Minggu, 08 Agustus 2010 21:05
Front PEPERA: Otsus Gagal, Sebab Produk Negara Kapitalis
Dinamika pelaksanaan Otsus yang dinilai gagal Total oleh komponen gerakan perjuangan Politik Papua dengan mengembalikan otsus kepada pemerintah Pusat dan terakhir yang dilakukan massa Fordem yang difasilitasi MRP, dinilai sebagai tindakan yang objektif oleh Kelompok Eksekutif Nasional Front Persatuan Perjuagan Rakyat Papua Barat (Front PEPERA PB).

OLEH : Veny Mahuze

Front Papua Barat melalui Press Releasenya saat Jumpa Pers di Asrama Tunas Harapan Abepura, mengutarakan sejumlah fakta soal pelaksanaan Otsus Papua yang dinilai gagal total, sebab produk Otsus yang diberikan Pemerintah Indonesia yang disebut kado Politik, sarat dengan nuansa Politik Negara Kapitalis yang turut andil dalam memberikan dana Otsus untuk Papua, terang Selpius Bobii yang juga Ketua Umum Front PEPERA Papua Barat.
Pelaksanaan Otsus yang dinilai gagal oleh kelompok ini mengacu pada fakta dan penilaian selama sebilan tahun berjalannya Otsus, belum dapat mengangkat derajat hidup orang Papua asli dari kemarjinalan Pembangunan, bahkan penduduk asli Papua cenderung terpinggirkan dalam mengelola Sumber Daya Alamnya .
Selpius yang didampingi seorang rekannya dari Front PEPERA Port Numbay dalam keterangannya di hadapan wartawan, menyatakan pernyataan tegas kelompok Front PEPERA yang menurutnya akan memberikan pencerahan kepada seluruh rakyat Papua, terutama Pemerintah Pusat dan Pemerintah Daerah Papua tentang seuk beluk mengapa Otsus di berlakukan di Papua.

Menurutnya, rakyat di Papua perlu mendapatkan pendidikan Politik agar dicerahkan pandangannya tentang Otsus dan mengapa otsus diberlakukan dan gagal total untuk masyarakat pribumi Papua, hal pertama yang perlu diperhatikan oleh seluruh rakyat di Papua dan Pemerintah bahwa otsus yang dinilai dengan banyaknya uang oleh khalayak di Papua, sesungguhnya tidak akan memberikan kesejahteraan yang sesungguhnya sebab Produk Otsus adalah produk negara negara kapitalis yang selama ini membantu Indonesia dengan dana otsusnya yang dikucurkan ke Papua dan disebut gula gula Politik itu.
Namun pemerintah Indonesia dan Pemerintah di Papua dibisukan dan terjebak juga dalam Politik negara Kapitalis yang secara langsung telah mengambil keuntungan dari segala sember daya alam.
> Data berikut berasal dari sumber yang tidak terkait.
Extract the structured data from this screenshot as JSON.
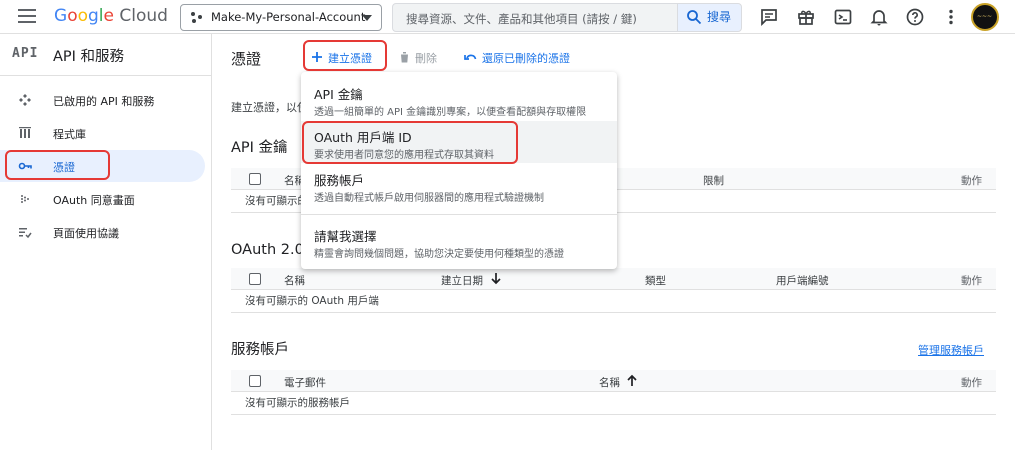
{
  "topbar": {
    "logo_google": "Google",
    "logo_cloud": "Cloud",
    "project_name": "Make-My-Personal-Account",
    "search_placeholder": "搜尋資源、文件、產品和其他項目 (請按 / 鍵)",
    "search_button": "搜尋",
    "icons": [
      "menu-icon",
      "project-icon",
      "search-icon",
      "feedback-icon",
      "gift-icon",
      "terminal-icon",
      "notification-icon",
      "help-icon",
      "more-vert-icon",
      "avatar"
    ]
  },
  "sidebar": {
    "api_mark": "API",
    "title": "API 和服務",
    "items": [
      {
        "label": "已啟用的 API 和服務",
        "icon": "diamond-icon"
      },
      {
        "label": "程式庫",
        "icon": "library-icon"
      },
      {
        "label": "憑證",
        "icon": "key-icon",
        "active": true
      },
      {
        "label": "OAuth 同意畫面",
        "icon": "consent-icon"
      },
      {
        "label": "頁面使用協議",
        "icon": "agreement-icon"
      }
    ]
  },
  "main": {
    "title": "憑證",
    "actions": {
      "create": "建立憑證",
      "delete": "刪除",
      "restore": "還原已刪除的憑證"
    },
    "hint": "建立憑證，以使",
    "api_keys": {
      "title": "API 金鑰",
      "headers": {
        "name": "名稱",
        "restriction": "限制",
        "action": "動作"
      },
      "empty": "沒有可顯示的"
    },
    "oauth": {
      "title": "OAuth 2.0 用",
      "headers": {
        "name": "名稱",
        "date": "建立日期",
        "type": "類型",
        "client_id": "用戶端編號",
        "action": "動作"
      },
      "empty": "沒有可顯示的 OAuth 用戶端"
    },
    "service_accounts": {
      "title": "服務帳戶",
      "manage_link": "管理服務帳戶",
      "headers": {
        "email": "電子郵件",
        "name": "名稱",
        "action": "動作"
      },
      "empty": "沒有可顯示的服務帳戶"
    }
  },
  "dropdown": {
    "items": [
      {
        "title": "API 金鑰",
        "desc": "透過一組簡單的 API 金鑰識別專案，以便查看配額與存取權限"
      },
      {
        "title": "OAuth 用戶端 ID",
        "desc": "要求使用者同意您的應用程式存取其資料",
        "highlighted": true
      },
      {
        "title": "服務帳戶",
        "desc": "透過自動程式帳戶啟用伺服器間的應用程式驗證機制"
      },
      {
        "title": "請幫我選擇",
        "desc": "精靈會詢問幾個問題，協助您決定要使用何種類型的憑證"
      }
    ]
  },
  "colors": {
    "accent": "#1a73e8",
    "annotation_red": "#e53935",
    "active_bg": "#e8f0fe"
  }
}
Dikatakan, Pemerintah sebenarnya telah menjual seluruh Tanah Leluhur orang Papua dengan segala Sumber daya alamnya. Contoh konkrit dari hal ini kata Selpius dapat dilihat dari ramainya Investasi negara asing di Papua dengan dibukanya beribu ribu hektar hutan Papua untuk daerah konsesi dan perkebunan kelapa sawit, adanya kawasan pertambangan yang sesungguhnya milik negara investor dan Merauke MIFE dimana sejumlah hektar lahan disana telah dijual kepada negara Investor yang adalah negara kapitalis dan Pemerintah Indonesia telah menjual dan mengadai seluruh daratan tanah papua kepada investor tanpa masyarakat Pribumi Papua ketahui.
Menurut dia, Pendidikan Politik bukan hanya diberikan kepada rakyat Papua saja, melainkan Pemerintah Indonesia juga harus memahami bahwa dengan mengadaikan seluruh Tanah leluhur Papua yang dibayar dengan dana Otsus, sesungguhnya Pemerintah Indonesia telah masuk dalam sebuah rekayasa dari kaum kapitalis, dimana Pemerinah Indonesia hanya menerima begitu saja produk negara kapitalis yakni Otsus untuk Papua, agar Indonesia dapat mempertahankan eksistensinya dihadapan negara kapitalis dunia agar tidak kehilangan muka, namun sebenarnya salah besar, kata dia.
Selama produk Negara Kapitalisnya, yakni Otsus terus diberlakukan, sampai kapanpun tidak akan mensejahterakan orang Papua, sebab Otsus adalah produk negara kapitalis yang hanya mencari keuntungan dengan menjarah seluruh kekayaan alam Papua untuk negara kapitalis sementara orang asli Papua tidak tersentuh oleh produk kapitalis Otsus itu, kalau memang otsus adalah murni produk Pemerintah Indonesia, tentu tidak akan menguntungkan pihak negara kapitalis, malah sebaliknya memberikan kemakmuran dan kesejahteraan kepada rakyat Papua, setidaknya dapat dilihat dari wajah pendidikan di Papua dan derajat kesehaatan di papua.
Karena Produk Otsus milik negara kapitalis, maka negara Indonesiapun tidak dapat berbuat apa apa, justru menjual tanah Papua dan rakyat Papua sekarang telah berada diluar dari tanah leluhurnya, sadar atau tidak sadar itu sudah terjadi sebab uang tidak akan membangun Papua, “membangun Papua harus dengan hati” terangnya.
Kehadiran uang otsus membuat masyarakat dimanja dan berjiwa mental proyek serta menghindar kerja keras sebagai budaya papua yang sudah luntur.
Solusi yang mau ditawarkan terangnya, harus ada ruang yang dibuka untuk menjembati keterpurukan dan gagal totalnya Otsus, pihak ketiga sebagai pemyambung jembatan yang terputus sebagai bukti negara Demokrasi dan Pemerintah harus buat itu. **

Vanuatu untuk mencari status pengamat untuk Papua Barat di MSG dan PIF pemimpin puncak

Vanuatu Parlemen telah memutuskan untuk mendukung masyarakat adat Papua Barat hak penentuan nasib sendiri, yang ingin memiliki kemerdekaan dicatat dan diberikan status pengamat di Grup ujung tombak Melanesia dan Pasifik Island Forum pertemuan para pemimpin puncak.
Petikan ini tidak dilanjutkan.